11 Community Comments, Facebook Comments

  1. bullshit! says:

    Senator Sonnenberg sat at least 12 feet from the nearest human being before removing his mask, which he put back on each time an individual approached him

    IS ANY OF THAT BULLSHIT IN THE MASK ORDER? Who do these Republican fucktwaddles think they are? Just wear the fucking mask like everybody else.

  2. The realist says:

    Sonnenberg, move to Texas. You won't be a state legislator there, but you'll be much happier with how you're governed. 

  3. MichaelBowman says:

    I’m in Dallas today and even though their mandate has now officially lapsed I’d say over 90% of those I see are still wearing a mask. Maybe Jerry could move north to South Dakota. Talk about a shit show…

  4. JohnInDenver says:

    Sonnenberg doesn't seem to be keeping up with the science particularly well.  6' was a first approximation. These days, there is a great deal of additional insight based on length of exposure, ventilation capabilities, and activity levels.  At the very least, the excuse ought to adapt to what is known.

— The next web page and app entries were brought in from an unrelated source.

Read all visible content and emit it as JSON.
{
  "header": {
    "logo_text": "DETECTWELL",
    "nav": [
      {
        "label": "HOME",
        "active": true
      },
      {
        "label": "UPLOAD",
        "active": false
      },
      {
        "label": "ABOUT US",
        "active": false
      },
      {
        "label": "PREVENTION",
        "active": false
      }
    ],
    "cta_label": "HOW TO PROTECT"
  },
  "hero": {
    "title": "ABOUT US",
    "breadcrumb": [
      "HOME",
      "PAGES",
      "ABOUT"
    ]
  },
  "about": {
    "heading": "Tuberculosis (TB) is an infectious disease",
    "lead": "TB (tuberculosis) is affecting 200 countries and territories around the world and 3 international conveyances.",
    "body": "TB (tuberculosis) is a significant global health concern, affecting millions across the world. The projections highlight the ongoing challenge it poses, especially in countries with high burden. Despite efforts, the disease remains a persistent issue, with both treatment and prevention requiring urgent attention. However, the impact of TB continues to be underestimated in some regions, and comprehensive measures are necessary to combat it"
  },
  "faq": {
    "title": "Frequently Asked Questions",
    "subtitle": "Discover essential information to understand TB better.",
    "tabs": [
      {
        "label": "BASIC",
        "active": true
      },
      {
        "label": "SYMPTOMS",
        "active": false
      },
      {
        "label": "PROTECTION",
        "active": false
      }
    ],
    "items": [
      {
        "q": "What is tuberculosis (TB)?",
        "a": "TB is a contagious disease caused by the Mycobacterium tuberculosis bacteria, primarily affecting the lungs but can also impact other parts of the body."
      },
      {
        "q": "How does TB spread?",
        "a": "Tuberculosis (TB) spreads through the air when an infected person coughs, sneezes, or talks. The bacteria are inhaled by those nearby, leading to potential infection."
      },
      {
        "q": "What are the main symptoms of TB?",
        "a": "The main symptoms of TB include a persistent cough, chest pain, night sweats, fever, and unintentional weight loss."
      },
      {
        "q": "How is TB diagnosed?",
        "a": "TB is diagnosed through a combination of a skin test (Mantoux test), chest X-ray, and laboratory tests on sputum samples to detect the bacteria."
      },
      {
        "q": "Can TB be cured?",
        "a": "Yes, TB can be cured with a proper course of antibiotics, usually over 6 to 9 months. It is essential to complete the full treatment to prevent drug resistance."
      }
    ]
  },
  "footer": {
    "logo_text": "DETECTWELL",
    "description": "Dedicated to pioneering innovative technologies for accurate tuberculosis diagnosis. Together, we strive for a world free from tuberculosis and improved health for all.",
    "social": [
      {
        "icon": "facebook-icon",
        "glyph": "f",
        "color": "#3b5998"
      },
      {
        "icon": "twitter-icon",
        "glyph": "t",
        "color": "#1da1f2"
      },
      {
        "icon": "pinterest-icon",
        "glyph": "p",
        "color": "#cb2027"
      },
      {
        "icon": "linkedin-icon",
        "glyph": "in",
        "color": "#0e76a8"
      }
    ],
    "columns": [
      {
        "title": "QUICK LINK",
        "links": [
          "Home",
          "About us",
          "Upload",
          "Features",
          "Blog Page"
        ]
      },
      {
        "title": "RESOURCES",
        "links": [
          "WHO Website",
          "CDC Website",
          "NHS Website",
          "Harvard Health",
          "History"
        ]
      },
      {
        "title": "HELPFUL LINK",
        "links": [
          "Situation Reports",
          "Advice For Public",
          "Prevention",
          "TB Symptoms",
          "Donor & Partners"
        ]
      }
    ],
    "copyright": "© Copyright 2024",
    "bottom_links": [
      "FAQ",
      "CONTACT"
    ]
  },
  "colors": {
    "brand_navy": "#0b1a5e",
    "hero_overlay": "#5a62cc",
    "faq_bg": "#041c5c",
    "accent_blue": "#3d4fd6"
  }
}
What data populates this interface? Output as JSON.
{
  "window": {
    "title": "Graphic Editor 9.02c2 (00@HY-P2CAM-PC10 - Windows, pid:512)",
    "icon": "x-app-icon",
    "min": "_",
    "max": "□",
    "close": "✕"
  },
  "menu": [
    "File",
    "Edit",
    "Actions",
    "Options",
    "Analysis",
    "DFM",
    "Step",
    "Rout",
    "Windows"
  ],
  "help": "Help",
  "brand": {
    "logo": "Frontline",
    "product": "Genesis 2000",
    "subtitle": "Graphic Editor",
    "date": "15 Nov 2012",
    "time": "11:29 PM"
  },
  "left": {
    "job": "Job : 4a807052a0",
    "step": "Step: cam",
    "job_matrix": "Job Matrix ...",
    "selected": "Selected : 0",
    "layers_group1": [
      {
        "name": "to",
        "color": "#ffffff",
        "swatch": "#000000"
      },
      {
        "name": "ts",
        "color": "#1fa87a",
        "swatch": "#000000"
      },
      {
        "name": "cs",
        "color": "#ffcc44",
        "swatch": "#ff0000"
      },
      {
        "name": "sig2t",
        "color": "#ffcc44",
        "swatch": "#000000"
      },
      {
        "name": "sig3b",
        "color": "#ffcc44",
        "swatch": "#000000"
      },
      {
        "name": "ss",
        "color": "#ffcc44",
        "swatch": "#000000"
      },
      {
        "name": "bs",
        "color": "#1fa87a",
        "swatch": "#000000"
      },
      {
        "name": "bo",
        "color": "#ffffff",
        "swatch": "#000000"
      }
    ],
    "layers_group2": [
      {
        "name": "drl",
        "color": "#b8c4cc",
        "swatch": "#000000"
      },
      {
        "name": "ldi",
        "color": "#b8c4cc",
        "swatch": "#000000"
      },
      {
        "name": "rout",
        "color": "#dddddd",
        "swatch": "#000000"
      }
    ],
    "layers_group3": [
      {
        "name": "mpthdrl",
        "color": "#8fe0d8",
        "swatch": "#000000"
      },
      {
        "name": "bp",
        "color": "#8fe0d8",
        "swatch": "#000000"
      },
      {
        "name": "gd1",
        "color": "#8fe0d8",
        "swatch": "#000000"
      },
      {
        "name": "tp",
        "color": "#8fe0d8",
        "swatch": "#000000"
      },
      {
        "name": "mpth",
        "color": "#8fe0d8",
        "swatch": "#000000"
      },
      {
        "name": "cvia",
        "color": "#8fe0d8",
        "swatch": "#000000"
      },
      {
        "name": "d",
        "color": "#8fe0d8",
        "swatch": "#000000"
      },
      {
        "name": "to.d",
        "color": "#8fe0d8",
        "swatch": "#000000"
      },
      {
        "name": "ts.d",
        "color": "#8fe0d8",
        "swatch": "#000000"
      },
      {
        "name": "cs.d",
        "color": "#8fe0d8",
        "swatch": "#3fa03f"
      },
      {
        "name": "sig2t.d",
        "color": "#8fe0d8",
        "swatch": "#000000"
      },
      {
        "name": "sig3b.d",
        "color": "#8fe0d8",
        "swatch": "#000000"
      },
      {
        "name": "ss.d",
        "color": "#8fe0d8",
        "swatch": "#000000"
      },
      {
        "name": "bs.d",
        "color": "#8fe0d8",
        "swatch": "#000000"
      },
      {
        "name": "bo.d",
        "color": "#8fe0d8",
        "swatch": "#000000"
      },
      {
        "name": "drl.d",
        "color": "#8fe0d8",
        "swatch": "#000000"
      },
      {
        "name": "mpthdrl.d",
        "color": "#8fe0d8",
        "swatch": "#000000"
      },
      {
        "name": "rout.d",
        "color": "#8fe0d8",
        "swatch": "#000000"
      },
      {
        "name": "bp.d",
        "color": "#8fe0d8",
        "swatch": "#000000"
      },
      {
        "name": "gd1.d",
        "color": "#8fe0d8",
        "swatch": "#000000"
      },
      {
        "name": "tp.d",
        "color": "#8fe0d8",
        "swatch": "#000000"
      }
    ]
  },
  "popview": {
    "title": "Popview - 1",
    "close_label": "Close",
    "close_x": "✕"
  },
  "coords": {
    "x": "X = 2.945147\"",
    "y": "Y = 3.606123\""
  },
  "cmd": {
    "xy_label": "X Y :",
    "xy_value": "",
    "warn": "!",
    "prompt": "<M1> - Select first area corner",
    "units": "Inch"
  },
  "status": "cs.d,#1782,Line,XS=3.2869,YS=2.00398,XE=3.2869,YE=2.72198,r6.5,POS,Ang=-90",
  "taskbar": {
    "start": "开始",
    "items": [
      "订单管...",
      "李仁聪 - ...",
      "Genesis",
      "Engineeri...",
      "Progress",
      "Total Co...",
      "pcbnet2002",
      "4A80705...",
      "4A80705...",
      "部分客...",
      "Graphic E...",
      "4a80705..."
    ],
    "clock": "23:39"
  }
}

    Elections matter … Democrats won and have been able to make rules.  If I remember correctly, he's term limited and so the NEXT session (2023) the Senate won't have Jerry to kick around anymore. Perhaps, instead of ending the committee hearing, he can participate remotely. If he insists on attending in person, they could provide a seat next to a window with a fan blowing to ensure the air around him is not remaining in the room.  If it is cold, he can wear a coat and mittens. 

    • Diogenesdemar says:

      Fans cost money, and electricity don't grow on trees . . .

      If he insists on attending in person, they could provide a seat next to a window with a fan blowing to ensure the air around him is not remaining in the room.

      . . . if there's a window, just let him sit, dangle, or perch on a ladder, outside.

      To my knowledge, big dumb Jer has never complained or protested about the senate's "gentlemen must wear coats" rule?  So, let it be a fucking parka, why not?